Stopping/Pausing the Video

to stop the video you can do this:
SendMessage(hWebcam, 1035, _camtitle, 0); //Driver Disconnect
have this as the routine for a stop button. Also i think you have to put this in your WM_CLOSE routine also.

Taking Screenshot:

And to take a screenshot of the current frame you can do this:
SendMessage(hWebcam, 1049, 0, _filename) //save bitmap
_filename is just a string containing the destination bmp file for the screenshot to be written to in the same directory (surprisingly simple :p). add this code to a screenshot button or something.

I haven't written C in a while so there might be some minor syntax errors.
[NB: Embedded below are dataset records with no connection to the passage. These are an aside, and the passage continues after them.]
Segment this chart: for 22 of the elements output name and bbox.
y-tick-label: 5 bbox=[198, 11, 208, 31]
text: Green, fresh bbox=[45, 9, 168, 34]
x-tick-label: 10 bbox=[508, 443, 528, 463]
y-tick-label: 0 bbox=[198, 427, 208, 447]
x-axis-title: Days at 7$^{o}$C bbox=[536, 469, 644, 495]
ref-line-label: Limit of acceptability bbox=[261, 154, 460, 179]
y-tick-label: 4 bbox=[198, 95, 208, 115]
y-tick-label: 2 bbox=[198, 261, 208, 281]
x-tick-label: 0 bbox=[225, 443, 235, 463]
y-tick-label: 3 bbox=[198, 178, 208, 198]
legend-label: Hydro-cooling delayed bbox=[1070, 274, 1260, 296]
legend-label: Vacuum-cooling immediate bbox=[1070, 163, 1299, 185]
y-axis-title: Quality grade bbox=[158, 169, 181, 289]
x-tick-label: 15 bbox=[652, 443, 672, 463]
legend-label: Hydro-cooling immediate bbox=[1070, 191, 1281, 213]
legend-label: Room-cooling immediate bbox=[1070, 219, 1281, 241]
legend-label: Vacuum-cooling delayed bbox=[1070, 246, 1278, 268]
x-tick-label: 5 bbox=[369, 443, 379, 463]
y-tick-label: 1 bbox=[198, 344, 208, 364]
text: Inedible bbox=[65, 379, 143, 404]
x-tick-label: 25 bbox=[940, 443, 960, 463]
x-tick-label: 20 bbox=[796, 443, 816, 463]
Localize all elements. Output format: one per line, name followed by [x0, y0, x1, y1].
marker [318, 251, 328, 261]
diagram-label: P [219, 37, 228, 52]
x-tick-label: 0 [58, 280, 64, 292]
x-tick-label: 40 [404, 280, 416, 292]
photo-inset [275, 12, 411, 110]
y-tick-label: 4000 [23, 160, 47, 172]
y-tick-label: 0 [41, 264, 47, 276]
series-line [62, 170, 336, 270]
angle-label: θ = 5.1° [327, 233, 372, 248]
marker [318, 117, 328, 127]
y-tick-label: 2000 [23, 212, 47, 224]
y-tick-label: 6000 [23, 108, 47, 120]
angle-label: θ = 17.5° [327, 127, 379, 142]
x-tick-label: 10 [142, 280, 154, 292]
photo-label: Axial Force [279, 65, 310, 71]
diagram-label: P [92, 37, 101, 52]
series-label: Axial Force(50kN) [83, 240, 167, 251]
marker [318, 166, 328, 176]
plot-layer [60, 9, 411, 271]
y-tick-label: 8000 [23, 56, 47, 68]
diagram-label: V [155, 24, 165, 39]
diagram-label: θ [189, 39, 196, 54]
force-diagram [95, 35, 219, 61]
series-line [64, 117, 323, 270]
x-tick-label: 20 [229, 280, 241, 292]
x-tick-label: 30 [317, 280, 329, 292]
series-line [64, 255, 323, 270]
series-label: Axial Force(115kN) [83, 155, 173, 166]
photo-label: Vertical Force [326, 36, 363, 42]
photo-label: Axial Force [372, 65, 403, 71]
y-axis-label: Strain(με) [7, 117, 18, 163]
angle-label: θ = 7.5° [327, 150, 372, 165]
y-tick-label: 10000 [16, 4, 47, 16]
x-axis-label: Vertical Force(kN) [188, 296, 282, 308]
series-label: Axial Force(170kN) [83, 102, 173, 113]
I think your supposed to put &MainWindowHwnd instead of just MainWindowHwnd and you might have to store the variables as integer variables and put the variable name instead of just stating the number,just silly things like that which you could probably figure out in seconds. Also if your looking for a repository of libraries just use the windows API, they'res the whole library of functions in the Win32 and COM development section on the MSDN website, most have information at the bottom which .DLL you import them from.